Connection Pooling Done Right
Every pg connection to PostgreSQL involves a TCP handshake, TLS negotiation, and authentication. Creating a new connection per request adds 20-50ms of latency. Use a connection pool:
import { Pool } from "pg";
const pool = new Pool({
host: process.env.DB_HOST,
port: 5432,
database: "myapp",
user: process.env.DB_USER,
password: process.env.DB_PASSWORD,
max: 20, // Maximum pool size
idleTimeoutMillis: 30000, // Close idle connections after 30s
connectionTimeoutMillis: 5000,
});
// Use pool.query() for single queries
const result = await pool.query("SELECT * FROM users WHERE id = $1", [userId]);
// Use pool.connect() for transactions
const client = await pool.connect();
try {
await client.query("BEGIN");
await client.query("UPDATE accounts SET balance = balance - $1 WHERE id = $2", [amount, fromId]);
await client.query("UPDATE accounts SET balance = balance + $1 WHERE id = $2", [amount, toId]);
await client.query("COMMIT");
} catch (e) {
await client.query("ROLLBACK");
throw e;
} finally {
client.release();
}
For serverless (Lambda): Set max: 1 per invocation and use RDS Proxy to pool connections across Lambda instances. Without RDS Proxy, 100 concurrent Lambda invocations = 100 database connections.
Indexing Strategy
Find Slow Queries First
Enable pg_stat_statements:
CREATE EXTENSION IF NOT EXISTS pg_stat_statements;
-- Top 10 slowest queries by total time
SELECT query, calls, mean_exec_time, total_exec_time
FROM pg_stat_statements
ORDER BY total_exec_time DESC
LIMIT 10;
Use EXPLAIN ANALYZE
EXPLAIN (ANALYZE, BUFFERS, FORMAT TEXT)
SELECT b.*, u.name as author_name
FROM blog_posts b
JOIN users u ON u.id = b.author_id
WHERE b.status = 'published'
AND b.category_id = 5
ORDER BY b.published_at DESC
LIMIT 20;
Look for:
- Seq Scan on large tables → needs an index
- Nested Loop with high row counts → consider a different join strategy
- Sort with high memory usage → add an index that matches the ORDER BY
Composite Indexes
For a query that filters on status and category_id then sorts by published_at:
CREATE INDEX idx_posts_status_category_published
ON blog_posts (status, category_id, published_at DESC);
The index column order must match your query pattern: equality filters first, range/sort columns last.
Partial Indexes
If 90% of your queries filter WHERE status = 'published':
CREATE INDEX idx_posts_published
ON blog_posts (category_id, published_at DESC)
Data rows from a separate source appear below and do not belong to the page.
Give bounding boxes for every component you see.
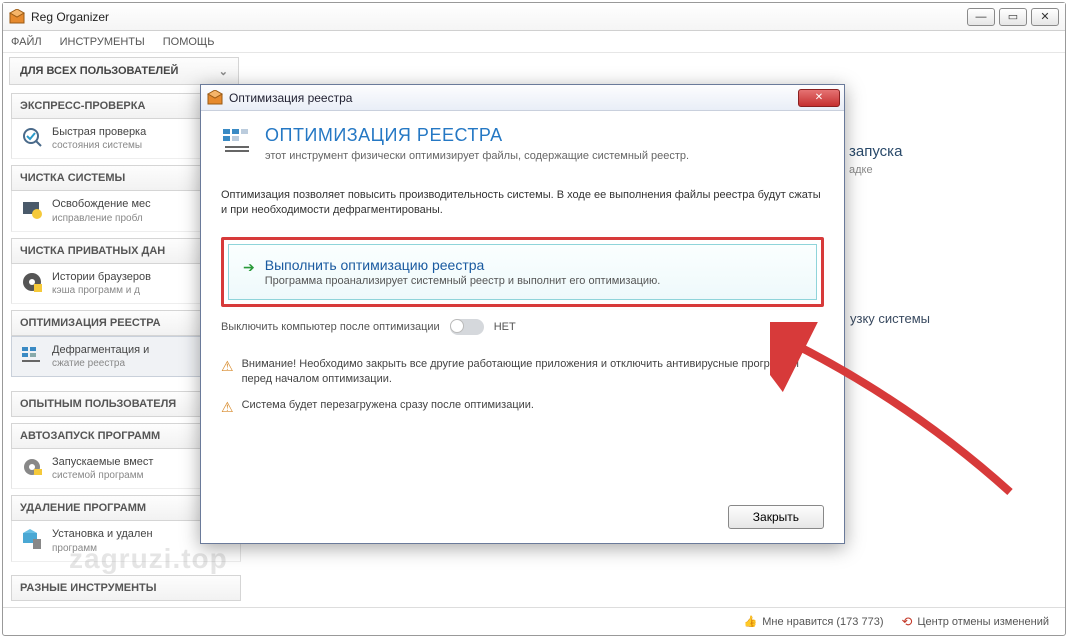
menu-help[interactable]: ПОМОЩЬ bbox=[163, 36, 215, 48]
status-bar: 👍 Мне нравится (173 773) ⟲ Центр отмены … bbox=[3, 607, 1065, 635]
arrow-right-icon: ➔ bbox=[243, 259, 255, 276]
toggle-label: Выключить компьютер после оптимизации bbox=[221, 321, 440, 333]
dialog-close-btn[interactable]: Закрыть bbox=[728, 505, 824, 529]
main-titlebar: Reg Organizer — ▭ ✕ bbox=[3, 3, 1065, 31]
close-button[interactable]: ✕ bbox=[1031, 8, 1059, 26]
gear-icon bbox=[20, 455, 44, 479]
dialog-title: Оптимизация реестра bbox=[229, 91, 798, 105]
warning-close-apps: ⚠ Внимание! Необходимо закрыть все други… bbox=[221, 357, 824, 388]
dialog-body: ОПТИМИЗАЦИЯ РЕЕСТРА этот инструмент физи… bbox=[201, 111, 844, 543]
action-subtitle: Программа проанализирует системный реест… bbox=[265, 275, 661, 287]
disc-icon bbox=[20, 270, 44, 294]
dialog-titlebar[interactable]: Оптимизация реестра ✕ bbox=[201, 85, 844, 111]
broom-icon bbox=[20, 197, 44, 221]
menu-file[interactable]: ФАЙЛ bbox=[11, 36, 42, 48]
app-icon bbox=[9, 9, 25, 25]
warning-icon: ⚠ bbox=[221, 357, 234, 388]
dialog-header: ОПТИМИЗАЦИЯ РЕЕСТРА этот инструмент физи… bbox=[221, 125, 824, 162]
optimize-dialog: Оптимизация реестра ✕ ОПТИМИЗАЦИЯ РЕЕСТР… bbox=[200, 84, 845, 544]
section-all-users[interactable]: ДЛЯ ВСЕХ ПОЛЬЗОВАТЕЛЕЙ ⌄ bbox=[9, 57, 239, 85]
background-text-2: узку системы bbox=[850, 311, 930, 326]
action-highlight-box: ➔ Выполнить оптимизацию реестра Программ… bbox=[221, 237, 824, 307]
action-title: Выполнить оптимизацию реестра bbox=[265, 257, 661, 273]
menu-bar: ФАЙЛ ИНСТРУМЕНТЫ ПОМОЩЬ bbox=[3, 31, 1065, 53]
like-button[interactable]: 👍 Мне нравится (173 773) bbox=[744, 615, 884, 628]
dialog-description: Оптимизация позволяет повысить производи… bbox=[221, 188, 824, 219]
minimize-button[interactable]: — bbox=[967, 8, 995, 26]
shutdown-toggle[interactable] bbox=[450, 319, 484, 335]
dialog-icon bbox=[207, 90, 223, 106]
watermark: zagruzi.top bbox=[69, 543, 228, 575]
window-controls: — ▭ ✕ bbox=[967, 8, 1059, 26]
shutdown-toggle-row: Выключить компьютер после оптимизации НЕ… bbox=[221, 319, 824, 335]
warning-icon: ⚠ bbox=[221, 398, 234, 418]
box-trash-icon bbox=[20, 527, 44, 551]
section-label: ДЛЯ ВСЕХ ПОЛЬЗОВАТЕЛЕЙ bbox=[20, 65, 178, 77]
undo-center[interactable]: ⟲ Центр отмены изменений bbox=[901, 614, 1049, 630]
background-text: запуска адке bbox=[849, 143, 902, 176]
defrag-icon bbox=[20, 343, 44, 367]
dialog-close-button[interactable]: ✕ bbox=[798, 89, 840, 107]
dialog-head-title: ОПТИМИЗАЦИЯ РЕЕСТРА bbox=[265, 125, 689, 146]
defrag-large-icon bbox=[221, 125, 253, 157]
dialog-head-subtitle: этот инструмент физически оптимизирует ф… bbox=[265, 150, 689, 162]
maximize-button[interactable]: ▭ bbox=[999, 8, 1027, 26]
toggle-state: НЕТ bbox=[494, 321, 516, 333]
warning-reboot: ⚠ Система будет перезагружена сразу посл… bbox=[221, 398, 824, 418]
chevron-down-icon: ⌄ bbox=[219, 65, 228, 78]
menu-tools[interactable]: ИНСТРУМЕНТЫ bbox=[60, 36, 145, 48]
run-optimization-button[interactable]: ➔ Выполнить оптимизацию реестра Программ… bbox=[228, 244, 817, 300]
app-title: Reg Organizer bbox=[31, 10, 967, 24]
check-icon bbox=[20, 125, 44, 149]
thumbs-up-icon: 👍 bbox=[744, 615, 758, 628]
undo-icon: ⟲ bbox=[901, 614, 912, 630]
WHERE status = 'published';
Smaller index, faster scans, less storage.
Avoiding N+1 Queries
The classic ORM trap:
// BAD: N+1 — one query for posts, then one per author
const posts = await Post.findAll({ where: { status: "published" } });
for (const post of posts) {
post.author = await User.findByPk(post.authorId); // N queries!
}
// GOOD: JOIN in a single query
const posts = await pool.query(`
SELECT p.*, u.name as author_name, u.avatar_url
FROM posts p
JOIN users u ON u.id = p.author_id
WHERE p.status = $1
ORDER BY p.published_at DESC
LIMIT $2
`, ["published", 20]);
If you use an ORM, always eager-load relations:
// Sequelize
const posts = await Post.findAll({
where: { status: "published" },
include: [{ model: User, as: "author" }],
});
Monitoring in Production
Key metrics to track:
- Active connections vs pool max — approaching the limit means you need RDS Proxy or a bigger pool
- Query duration p95/p99 — catch regressions before users notice
- Dead tuples — high counts mean VACUUM isn't keeping up
- Cache hit ratio — should be >99%. Below that, you need more
shared_buffers
-- Cache hit ratio
SELECT
sum(heap_blks_hit) / (sum(heap_blks_hit) + sum(heap_blks_read)) as ratio
FROM pg_statio_user_tables;
Conclusion
PostgreSQL performance tuning isn't about exotic tricks. It's about fundamentals: pool your connections, index your queries, avoid N+1 patterns, and monitor what matters. These practices alone solve 90% of performance issues in Node.js applications.